Gwóźdź do trumny (recenzja)

Jakie są Wasze sposoby na relaks? Mnie odstresowuje czytanie dobrej książki. Szukam  wtedy czegoś lekkiego, przystępnego, nieskomplikowanego. Chce się dobrze bawić i dużo śmiać. Nie potrzebuję dramatów, krwawych morderstw i morza łez. Dlatego sięgając po książkę „Gwóźdź do trumny” Moniki Wawrzyńskiej zastanawiałam się, czy to dobry wybór.

Czy można napisać komedię o śmierci, zakładzie pogrzebowym, trupach, trumnach i chowaniu zmarłych?

Po pierwszych przeczytanych zdaniach mogłam na to pytanie odpowiedzieć twierdząco.
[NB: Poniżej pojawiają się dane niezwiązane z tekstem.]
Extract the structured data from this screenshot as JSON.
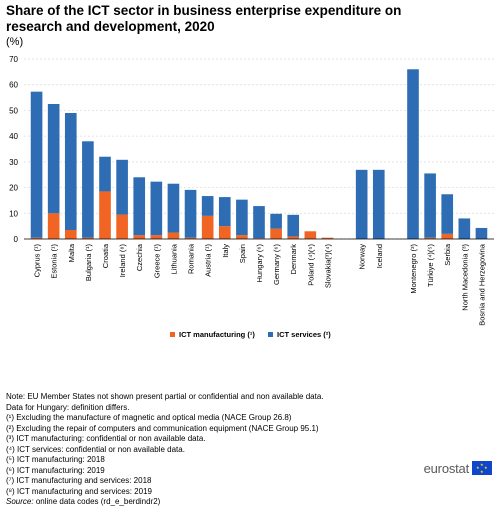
{
  "header": {
    "title": "Share of the ICT sector in business enterprise expenditure on research and development, 2020",
    "unit": "(%)"
  },
  "chart_data": {
    "type": "bar",
    "stacked": true,
    "categories": [
      "Cyprus (¹)",
      "Estonia (¹)",
      "Malta",
      "Bulgaria (¹)",
      "Croatia",
      "Ireland (⁸)",
      "Czechia",
      "Greece (¹)",
      "Lithuania",
      "Romania",
      "Austria (¹)",
      "Italy",
      "Spain",
      "Hungary (⁶)",
      "Germany (⁶)",
      "Denmark",
      "Poland (⁴)(⁵)",
      "Slovakia(³)(⁴)",
      "",
      "Norway",
      "Iceland",
      "",
      "Montenegro (³)",
      "Türkiye (⁴)(⁵)",
      "Serbia",
      "North Macedonia (³)",
      "Bosnia and Herzegovina"
    ],
    "series": [
      {
        "name": "ICT manufacturing (¹)",
        "color": "#f06424",
        "values": [
          0.5,
          10,
          3.5,
          0.5,
          18.5,
          9.5,
          1.5,
          1.5,
          2.5,
          0.5,
          9,
          5,
          1.5,
          0.3,
          4,
          1,
          3,
          0.5,
          null,
          0,
          0,
          null,
          0,
          0.5,
          2,
          0,
          0
        ]
      },
      {
        "name": "ICT services (²)",
        "color": "#2e6db3",
        "values": [
          56.8,
          42.5,
          45.5,
          37.5,
          13.5,
          21.3,
          22.5,
          20.8,
          19,
          18.6,
          7.7,
          11.3,
          13.8,
          12.5,
          5.8,
          8.4,
          0,
          0,
          null,
          26.9,
          26.9,
          null,
          66,
          25,
          15.4,
          8,
          4.3
        ]
      }
    ],
    "ylim": [
      0,
      70
    ],
    "yticks": [
      "0",
      "10",
      "20",
      "30",
      "40",
      "50",
      "60",
      "70"
    ],
    "grid": true,
    "legend": "bottom-center"
  },
  "notes": [
    "Note: EU Member States not shown present partial or confidential and non available data.",
    "Data for Hungary: definition differs.",
    "(¹) Excluding the manufacture of magnetic and optical media (NACE Group 26.8)",
    "(²) Excluding the repair of computers and communication equipment (NACE Group 95.1)",
    "(³) ICT manufacturing: confidential or non available data.",
    "(⁴) ICT services: confidential or non available data.",
    "(⁵) ICT manufacturing: 2018",
    "(⁶) ICT manufacturing: 2019",
    "(⁷) ICT manufacturing and services: 2018",
    "(⁸) ICT manufacturing and services: 2019"
  ],
  "source": {
    "label": "Source:",
    "text": "online data codes (rd_e_berdindr2)"
  },
  "logo": {
    "text": "eurostat"
  }
}
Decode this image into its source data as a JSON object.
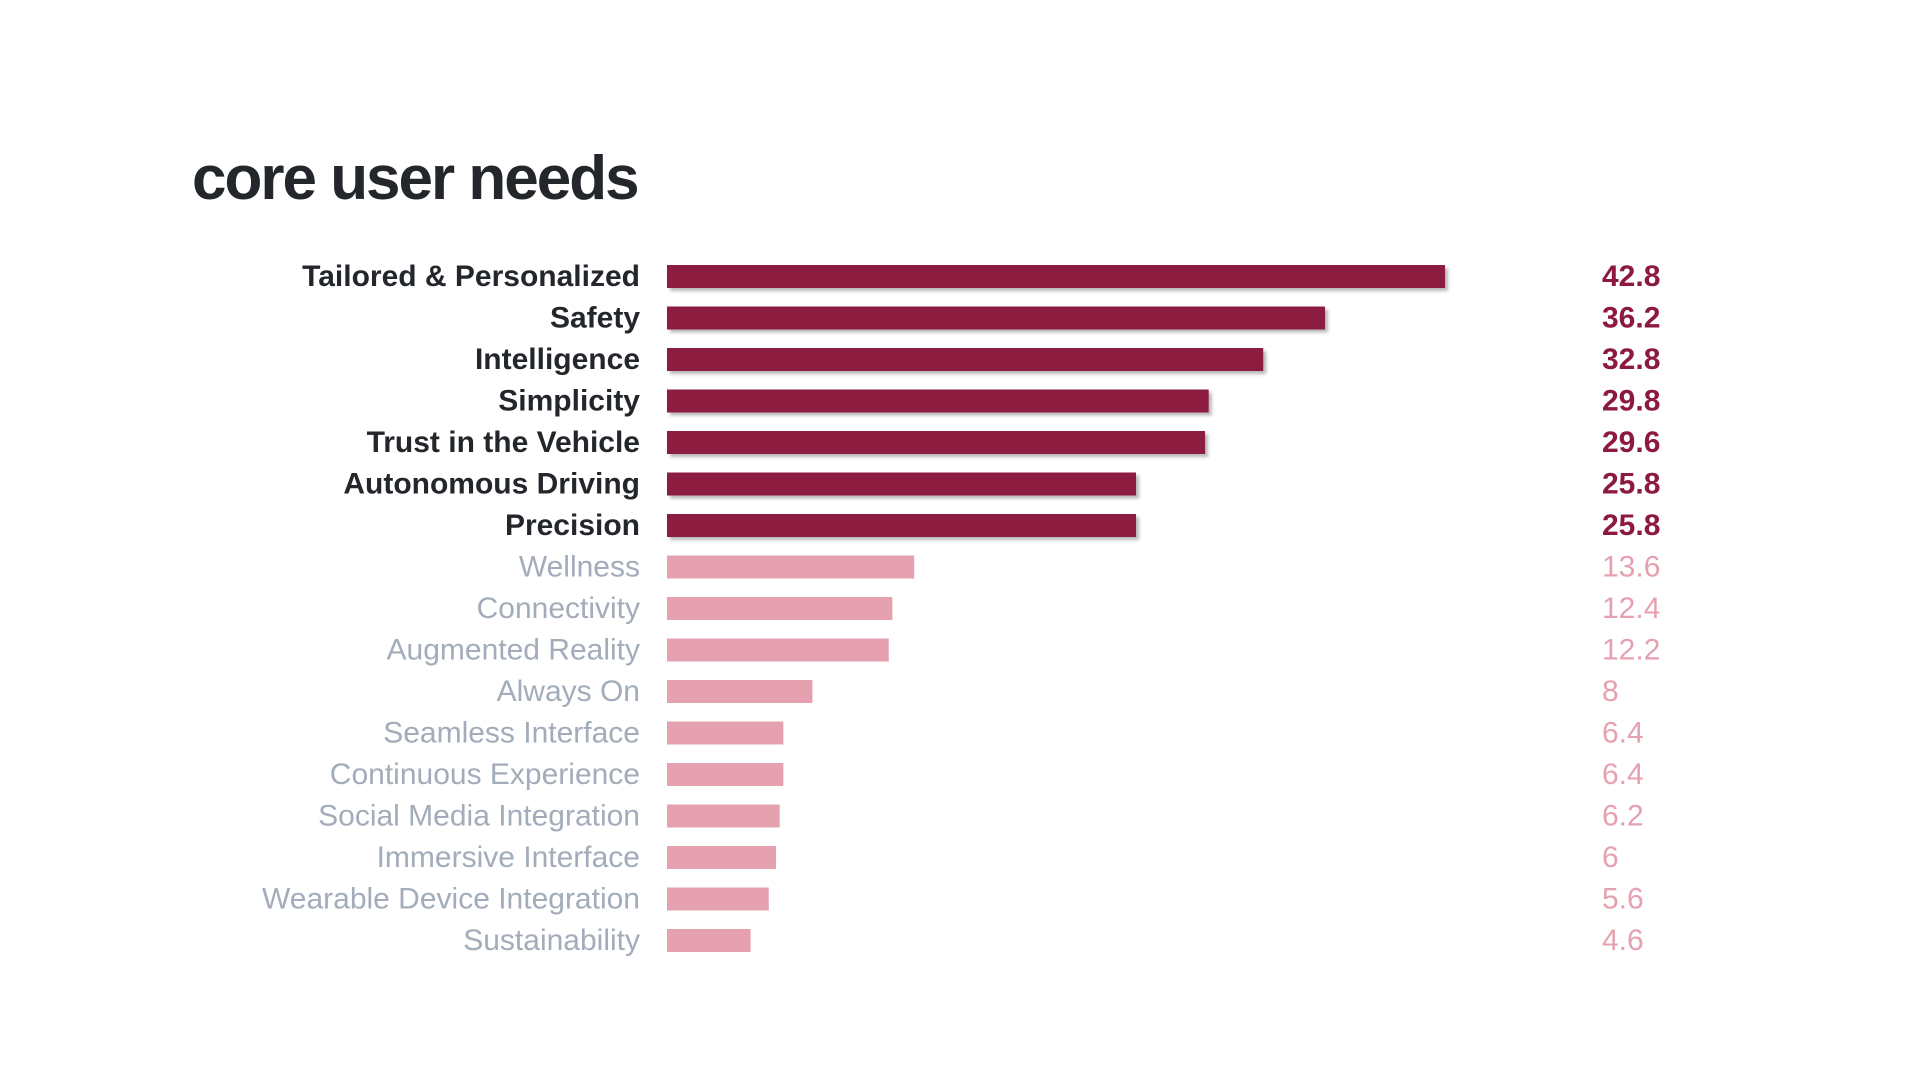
{
  "chart_data": {
    "type": "bar",
    "orientation": "horizontal",
    "title": "core user needs",
    "xlabel": "",
    "ylabel": "",
    "xlim": [
      0,
      42.8
    ],
    "grid": false,
    "legend": "none",
    "highlight_count": 7,
    "colors": {
      "highlight_bar": "#8c1a3f",
      "highlight_label": "#23262b",
      "highlight_value": "#8c1a3f",
      "muted_bar": "#e5a1b0",
      "muted_label": "#a3acba",
      "muted_value": "#e5a1b0"
    },
    "categories": [
      "Tailored & Personalized",
      "Safety",
      "Intelligence",
      "Simplicity",
      "Trust in the Vehicle",
      "Autonomous Driving",
      "Precision",
      "Wellness",
      "Connectivity",
      "Augmented Reality",
      "Always On",
      "Seamless Interface",
      "Continuous Experience",
      "Social Media Integration",
      "Immersive Interface",
      "Wearable Device Integration",
      "Sustainability"
    ],
    "values": [
      42.8,
      36.2,
      32.8,
      29.8,
      29.6,
      25.8,
      25.8,
      13.6,
      12.4,
      12.2,
      8,
      6.4,
      6.4,
      6.2,
      6,
      5.6,
      4.6
    ],
    "value_labels": [
      "42.8",
      "36.2",
      "32.8",
      "29.8",
      "29.6",
      "25.8",
      "25.8",
      "13.6",
      "12.4",
      "12.2",
      "8",
      "6.4",
      "6.4",
      "6.2",
      "6",
      "5.6",
      "4.6"
    ]
  }
}
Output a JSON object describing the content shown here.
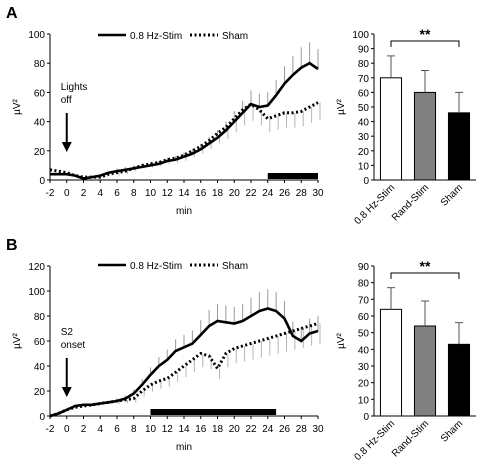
{
  "panels": {
    "A": {
      "label": "A"
    },
    "B": {
      "label": "B"
    }
  },
  "chart_data": [
    {
      "id": "A-line",
      "type": "line",
      "panel": "A",
      "xlabel": "min",
      "ylabel": "µV²",
      "xlim": [
        -2,
        30
      ],
      "ylim": [
        0,
        100
      ],
      "xticks": [
        -2,
        0,
        2,
        4,
        6,
        8,
        10,
        12,
        14,
        16,
        18,
        20,
        22,
        24,
        26,
        28,
        30
      ],
      "yticks": [
        0,
        20,
        40,
        60,
        80,
        100
      ],
      "annotation": {
        "lines": [
          "Lights",
          "off"
        ],
        "x": 0
      },
      "stim_period": [
        24,
        30
      ],
      "x": [
        -2,
        -1,
        0,
        1,
        2,
        3,
        4,
        5,
        6,
        7,
        8,
        9,
        10,
        11,
        12,
        13,
        14,
        15,
        16,
        17,
        18,
        19,
        20,
        21,
        22,
        23,
        24,
        25,
        26,
        27,
        28,
        29,
        30
      ],
      "series": [
        {
          "name": "0.8 Hz-Stim",
          "style": "solid",
          "values": [
            4,
            4,
            4,
            3,
            1,
            2,
            3,
            5,
            6,
            7,
            8,
            9,
            10,
            11,
            13,
            14,
            16,
            18,
            21,
            25,
            29,
            34,
            40,
            46,
            52,
            50,
            51,
            58,
            66,
            72,
            77,
            80,
            76
          ]
        },
        {
          "name": "Sham",
          "style": "dotted",
          "values": [
            7,
            6,
            5,
            3,
            2,
            2,
            2,
            4,
            5,
            6,
            8,
            10,
            11,
            12,
            14,
            15,
            17,
            20,
            23,
            27,
            32,
            36,
            42,
            48,
            52,
            48,
            42,
            44,
            46,
            46,
            47,
            50,
            53
          ]
        }
      ]
    },
    {
      "id": "A-bar",
      "type": "bar",
      "panel": "A",
      "ylabel": "µV²",
      "ylim": [
        0,
        100
      ],
      "yticks": [
        0,
        10,
        20,
        30,
        40,
        50,
        60,
        70,
        80,
        90,
        100
      ],
      "categories": [
        "0.8 Hz-Stim",
        "Rand-Stim",
        "Sham"
      ],
      "values": [
        70,
        60,
        46
      ],
      "errors": [
        15,
        15,
        14
      ],
      "colors": [
        "#ffffff",
        "#808080",
        "#000000"
      ],
      "significance": {
        "from": 0,
        "to": 2,
        "label": "**"
      }
    },
    {
      "id": "B-line",
      "type": "line",
      "panel": "B",
      "xlabel": "min",
      "ylabel": "µV²",
      "xlim": [
        -2,
        30
      ],
      "ylim": [
        0,
        120
      ],
      "xticks": [
        -2,
        0,
        2,
        4,
        6,
        8,
        10,
        12,
        14,
        16,
        18,
        20,
        22,
        24,
        26,
        28,
        30
      ],
      "yticks": [
        0,
        20,
        40,
        60,
        80,
        100,
        120
      ],
      "annotation": {
        "lines": [
          "S2",
          "onset"
        ],
        "x": 0
      },
      "stim_period": [
        10,
        25
      ],
      "x": [
        -2,
        -1,
        0,
        1,
        2,
        3,
        4,
        5,
        6,
        7,
        8,
        9,
        10,
        11,
        12,
        13,
        14,
        15,
        16,
        17,
        18,
        19,
        20,
        21,
        22,
        23,
        24,
        25,
        26,
        27,
        28,
        29,
        30
      ],
      "series": [
        {
          "name": "0.8 Hz-Stim",
          "style": "solid",
          "values": [
            0,
            2,
            5,
            8,
            9,
            9,
            10,
            11,
            12,
            14,
            18,
            25,
            33,
            40,
            45,
            52,
            55,
            58,
            65,
            72,
            76,
            75,
            74,
            76,
            80,
            84,
            86,
            84,
            78,
            64,
            60,
            66,
            68
          ]
        },
        {
          "name": "Sham",
          "style": "dotted",
          "values": [
            0,
            2,
            5,
            7,
            8,
            9,
            10,
            11,
            12,
            13,
            14,
            20,
            25,
            28,
            30,
            35,
            40,
            45,
            50,
            48,
            38,
            50,
            54,
            56,
            58,
            60,
            62,
            64,
            66,
            68,
            70,
            72,
            74
          ]
        }
      ]
    },
    {
      "id": "B-bar",
      "type": "bar",
      "panel": "B",
      "ylabel": "µV²",
      "ylim": [
        0,
        90
      ],
      "yticks": [
        0,
        10,
        20,
        30,
        40,
        50,
        60,
        70,
        80,
        90
      ],
      "categories": [
        "0.8 Hz-Stim",
        "Rand-Stim",
        "Sham"
      ],
      "values": [
        64,
        54,
        43
      ],
      "errors": [
        13,
        15,
        13
      ],
      "colors": [
        "#ffffff",
        "#808080",
        "#000000"
      ],
      "significance": {
        "from": 0,
        "to": 2,
        "label": "**"
      }
    }
  ]
}
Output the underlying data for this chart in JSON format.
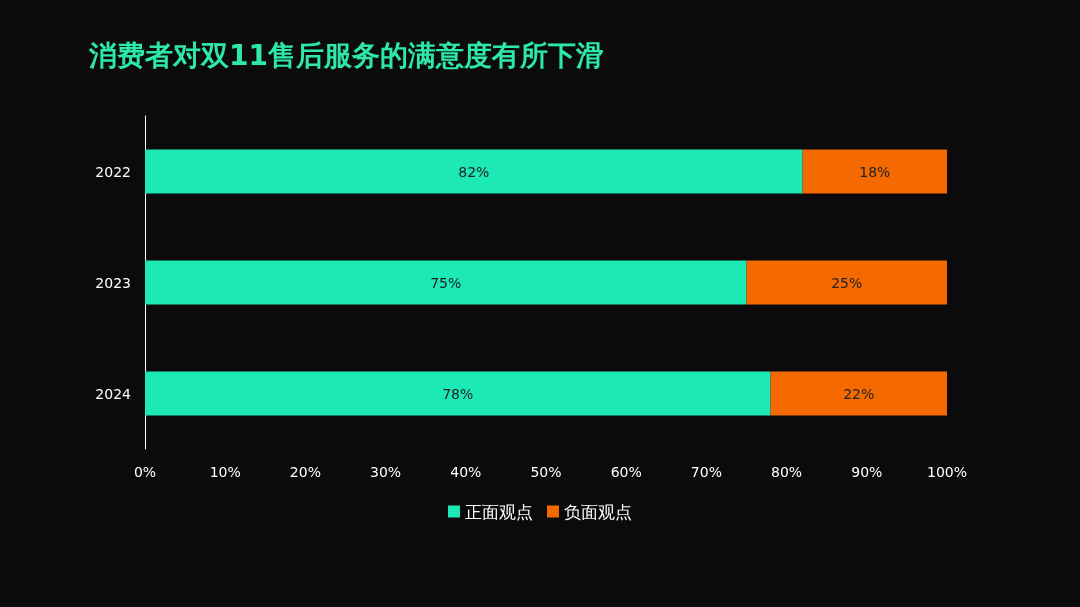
{
  "chart_data": {
    "type": "bar",
    "orientation": "horizontal",
    "stacked": true,
    "title": "消费者对双11售后服务的满意度有所下滑",
    "categories": [
      "2022",
      "2023",
      "2024"
    ],
    "series": [
      {
        "name": "正面观点",
        "color": "#1de9b6",
        "values": [
          82,
          75,
          78
        ],
        "value_labels": [
          "82%",
          "75%",
          "78%"
        ]
      },
      {
        "name": "负面观点",
        "color": "#f56a00",
        "values": [
          18,
          25,
          22
        ],
        "value_labels": [
          "18%",
          "25%",
          "22%"
        ]
      }
    ],
    "xlim": [
      0,
      100
    ],
    "xticks": [
      {
        "value": 0,
        "label": "0%"
      },
      {
        "value": 10,
        "label": "10%"
      },
      {
        "value": 20,
        "label": "20%"
      },
      {
        "value": 30,
        "label": "30%"
      },
      {
        "value": 40,
        "label": "40%"
      },
      {
        "value": 50,
        "label": "50%"
      },
      {
        "value": 60,
        "label": "60%"
      },
      {
        "value": 70,
        "label": "70%"
      },
      {
        "value": 80,
        "label": "80%"
      },
      {
        "value": 90,
        "label": "90%"
      },
      {
        "value": 100,
        "label": "100%"
      }
    ],
    "grid": false,
    "legend": "bottom"
  }
}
Kocio Bandurski od dawna interesuje się tematem śmierci. Marzy o spaniu w trumnie. Chciałby pracować w prosektorium, lecz po namyśle uznał, że jeszcze lepiej będzie zatrudnić się w zakładzie pogrzebowym. Przez swoje niecodzienne zainteresowania ma kłopoty w szkole. Kocio jest urodzony pod szczęśliwą gwiazdą, bo choć jego mama w trybie pilnym zostaje wezwana do szkoły, poznaje tam Jagnę Górecką, właścicielkę zakładu pogrzebowego. Dalej robi się jeszcze ciekawiej.

Perypetie życiowe i miłosne bohaterów zostały świetnie nakreślone. Na brak zwrotów akcji nie można narzekać. Doceniam autorkę za świetne, niebanalne pomysły na fabułę, wspaniałe, skrzące się dowcipem dialogi, sporą dawkę humoru, ironii i sarkazmu. Historia choć lekka, mocno angażuje czytelnika.

Duży plus za drugoplanowe „puchate postacie”, czyli pieski i kotki, które dodają kolorytu książce. Miłośnicy zwierzaków będą zachwyceni.

„Gwóźdź do trumny” Moniki Wawrzyńskiej, to lektura, która rozśmieszy każdego, nawet umarlaka.

Sięgnijcie po nią, a na pewno nie pożałujecie.

A ponieważ ciąg dalszy nastąpi, to czekam na niego z wielką niecierpliwością.